Parents' and health-care providers' perspectives on side-effects of childhood cancer treatment in Indonesia

Abstract

Background: Efficacy of childhood cancer treatment in low-income countries may be impacted by parents' and health-care providers' perspectives on chemotherapy-related side-effects. This study explores prevalence and severity of side-effects in childhood cancer, and compares health beliefs about side-effects between parents and health-care providers, and between nurses and doctors in Indonesia. Materials and Methods: Semi-structured questionnaires were filled in by 40 parents and 207 health-care providers in an academic hospital. Results: Parents exporessed a desire to receive more information about side-effects (98%) and worried about this aspect of treatment (90%), although side-effects were less severe than expected (66%). The most frequent was behavior alteration (98%) and the most severe was hair loss. Only 26% of parents consulted doctors about side-effects. More parents, compared to health-care providers, believed that medicines work better when side-effects are more severe (p<0.001), and accepted severe side-effects (p=0.021). More health-care providers, compared to parents, believed that chemotherapy can be stopped or the dosage altered when there are side-effects (p=0.011).
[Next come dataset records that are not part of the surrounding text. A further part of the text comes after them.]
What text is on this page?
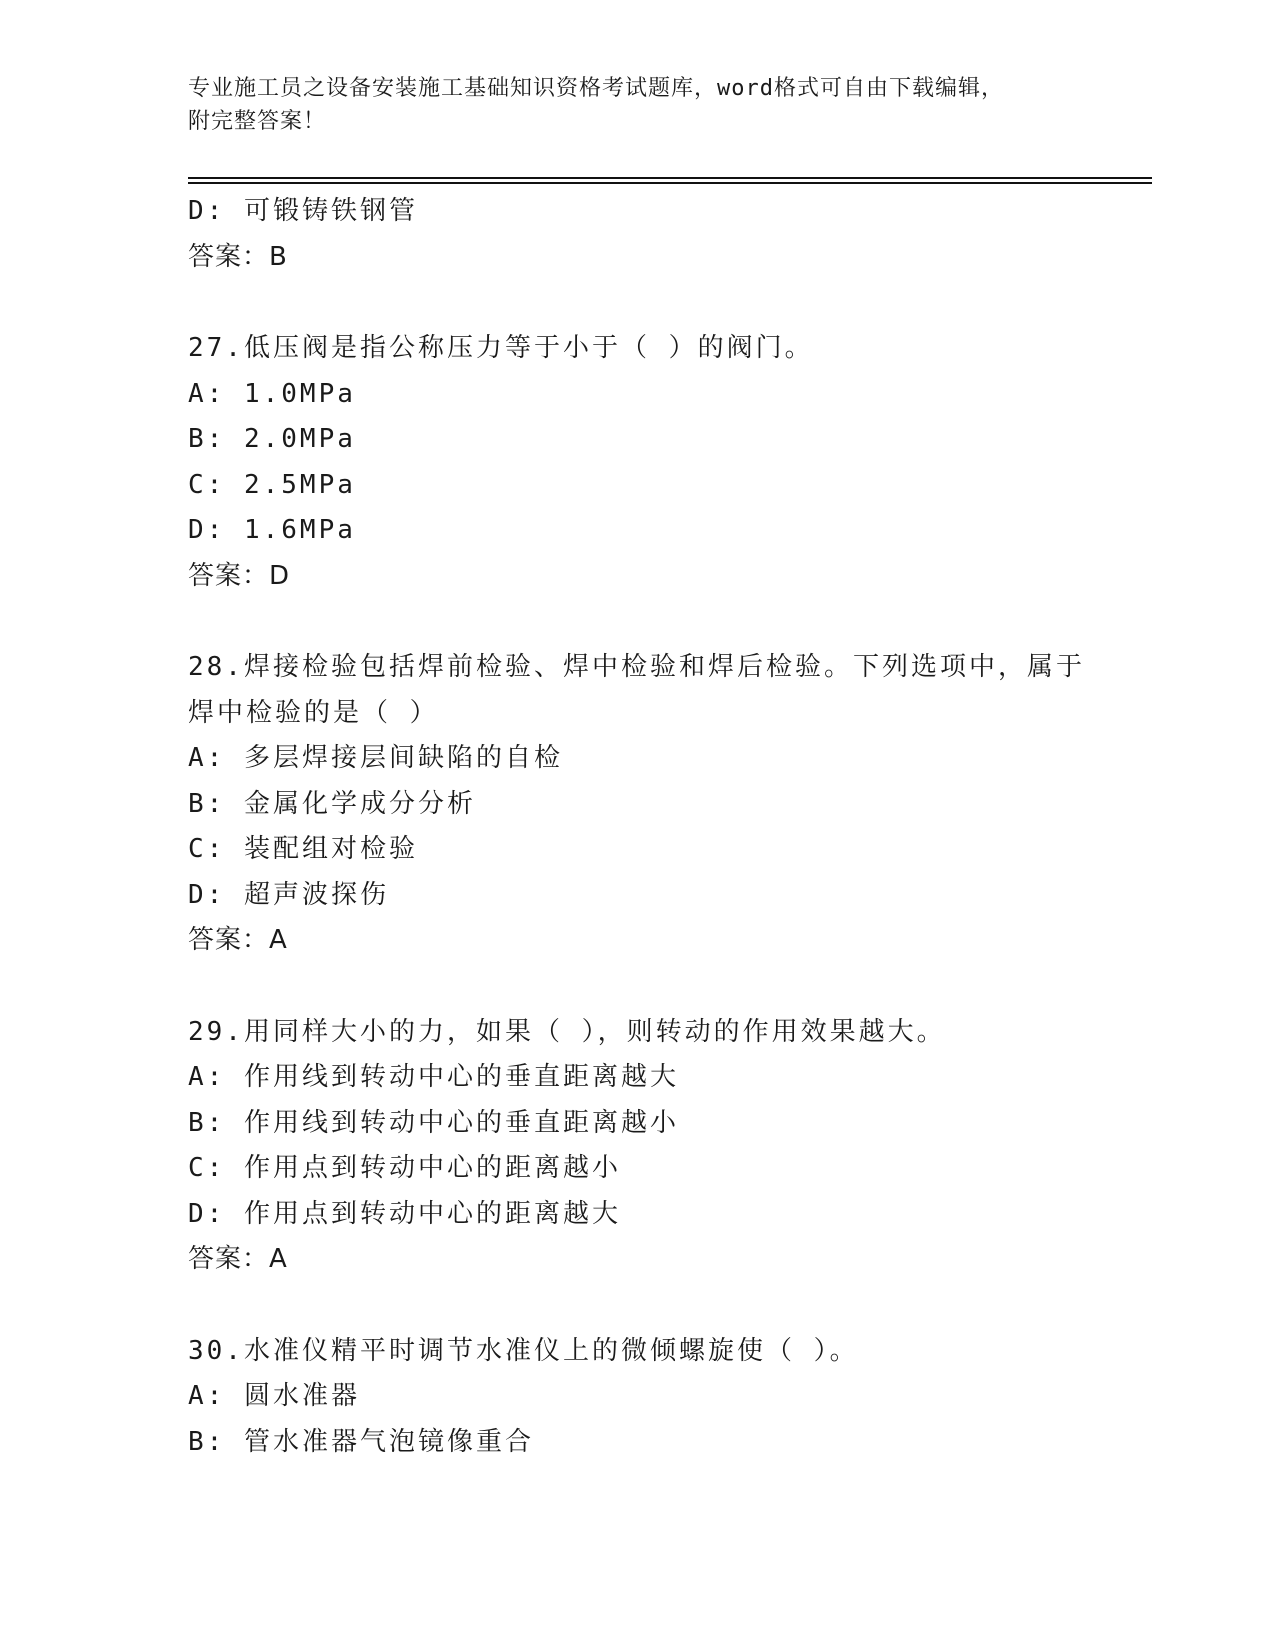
专业施工员之设备安装施工基础知识资格考试题库，word格式可自由下载编辑，
附完整答案！
D: 可锻铸铁钢管
答案：B
27.低压阀是指公称压力等于小于（ ）的阀门。
A: 1.0MPa
B: 2.0MPa
C: 2.5MPa
D: 1.6MPa
答案：D
28.焊接检验包括焊前检验、焊中检验和焊后检验。下列选项中，属于
焊中检验的是（ ）
A: 多层焊接层间缺陷的自检
B: 金属化学成分分析
C: 装配组对检验
D: 超声波探伤
答案：A
29.用同样大小的力，如果（ ），则转动的作用效果越大。
A: 作用线到转动中心的垂直距离越大
B: 作用线到转动中心的垂直距离越小
C: 作用点到转动中心的距离越小
D: 作用点到转动中心的距离越大
答案：A
30.水准仪精平时调节水准仪上的微倾螺旋使（ ）。
A: 圆水准器
B: 管水准器气泡镜像重合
More nurses, compared to doctors, stated that side-effects were unbearable (p=0.004) and made them doubt efficacy of treatment (p<0.001). Conclusions: Behavior alteration is the most frequent and hair loss the most severe side-effect. Apparent discrepancies in health beliefs about side-effects exist between parents and health-care providers. A sustainable parental education program about side-effects is recommended. Health-care providers need to update and improve their knowledge and communication skills in order to give appropriate information. Suchmeasures may improve outcome of childhood cancer treatment in low-income countries, where adherence to therapy is a major issue.